Yesterday, March 7th, marked the 56th anniversary of Bloody Sunday, when over 600 people marched for civil and voting rights and were viciously attacked by state troopers and county police on the Edmund Pettus Bridge in Selma, Alabama. This was the first anniversary of Bloody Sunday since the passing of Representative John Lewis, who—at 25 years old—was a leader of the march and sustained serious injuries that day.
Throughout his life and time in Congress, Rep. Lewis continued to fight for the right of every American to be able to vote free from racial discrimination, bringing the convictions and revolutionary vision of the civil rights movement to the highest levels of American government.
But despite the work of Rep. Lewis and other voting rights champions, many Americans’ voting rights continue to be under attack. Racist gerrymandering and voter suppression tactics still deny people their right to vote or make it unduly hard for them to participate in their democracy.
The progress made by Rep. Lewis and others was further rolled back by the Supreme Court’s 2013 ruling in Shelby v. Holder, which significantly weakened the protections of the Voting Rights Act (VRA)—making the country more vulnerable to racist voter suppression tactics. Congress now has a chance to restore vital protections from the VRA in the form of H.R. 4, aptly named the John Lewis Voting Rights Advancement Act.

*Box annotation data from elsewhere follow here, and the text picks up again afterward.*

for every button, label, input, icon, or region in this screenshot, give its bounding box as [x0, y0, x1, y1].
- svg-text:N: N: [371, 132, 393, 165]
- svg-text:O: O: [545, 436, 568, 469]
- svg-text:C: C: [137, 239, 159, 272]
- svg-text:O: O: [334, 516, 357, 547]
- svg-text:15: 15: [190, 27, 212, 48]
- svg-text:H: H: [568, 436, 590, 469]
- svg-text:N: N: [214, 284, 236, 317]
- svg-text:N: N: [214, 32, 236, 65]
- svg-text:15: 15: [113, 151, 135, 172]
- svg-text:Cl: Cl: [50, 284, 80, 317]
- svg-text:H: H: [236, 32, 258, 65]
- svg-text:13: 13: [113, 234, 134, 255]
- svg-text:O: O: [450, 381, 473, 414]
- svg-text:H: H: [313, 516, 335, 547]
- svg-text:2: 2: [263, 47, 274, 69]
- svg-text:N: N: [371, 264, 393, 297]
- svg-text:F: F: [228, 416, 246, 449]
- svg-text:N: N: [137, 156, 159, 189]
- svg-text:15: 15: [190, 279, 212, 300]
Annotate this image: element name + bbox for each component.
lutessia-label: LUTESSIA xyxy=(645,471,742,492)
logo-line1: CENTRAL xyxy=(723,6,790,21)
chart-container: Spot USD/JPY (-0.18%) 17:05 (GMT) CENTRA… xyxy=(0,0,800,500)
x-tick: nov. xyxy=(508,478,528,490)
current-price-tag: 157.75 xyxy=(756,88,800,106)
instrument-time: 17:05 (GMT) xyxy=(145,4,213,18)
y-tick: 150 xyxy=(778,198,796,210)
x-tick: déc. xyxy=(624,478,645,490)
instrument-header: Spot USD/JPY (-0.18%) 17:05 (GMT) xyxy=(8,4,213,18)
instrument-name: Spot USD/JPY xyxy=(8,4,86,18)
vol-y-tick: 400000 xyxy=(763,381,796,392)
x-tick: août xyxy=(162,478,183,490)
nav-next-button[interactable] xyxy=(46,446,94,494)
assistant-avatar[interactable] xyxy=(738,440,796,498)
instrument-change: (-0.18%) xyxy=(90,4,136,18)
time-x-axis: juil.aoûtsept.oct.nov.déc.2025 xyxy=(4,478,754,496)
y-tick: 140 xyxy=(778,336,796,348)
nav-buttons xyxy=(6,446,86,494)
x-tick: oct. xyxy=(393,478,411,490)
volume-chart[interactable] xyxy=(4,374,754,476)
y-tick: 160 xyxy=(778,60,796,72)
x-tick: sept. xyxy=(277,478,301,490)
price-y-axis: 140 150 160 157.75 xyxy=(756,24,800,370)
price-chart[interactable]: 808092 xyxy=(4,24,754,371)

Brent J. Cohen, executive director of Generation Progress, shared the following statement on the anniversary of Bloody Sunday and the need to pass H.R. 4:
“The racial justice movement has always been led by young Black, Indigenous, and other People of Color. Much like Rep. Lewis and other young activists courageously led the way towards a more equitable future during the civil rights movement, young people today are calling for bold action to end systemic racism and enact solutions to the urgent issues facing our generations. In order to make progress on these issues, we need an inclusive and functional democracy.
Following the November 2020 election, which saw more votes cast than ever before, more than 250 bills have been introduced in 43 states designed to restrict access to the ballot box and strip people of their right to vote. These nefarious actions threaten the bedrock of this nation and undermine the stated ideals upon which it was founded.
It is time for Congress to listen to young leaders in the racial justice movement—and honor the work of Rep. Lewis and other leaders of the civil rights movement—and pass the John Lewis Voting Rights Advancement Act.”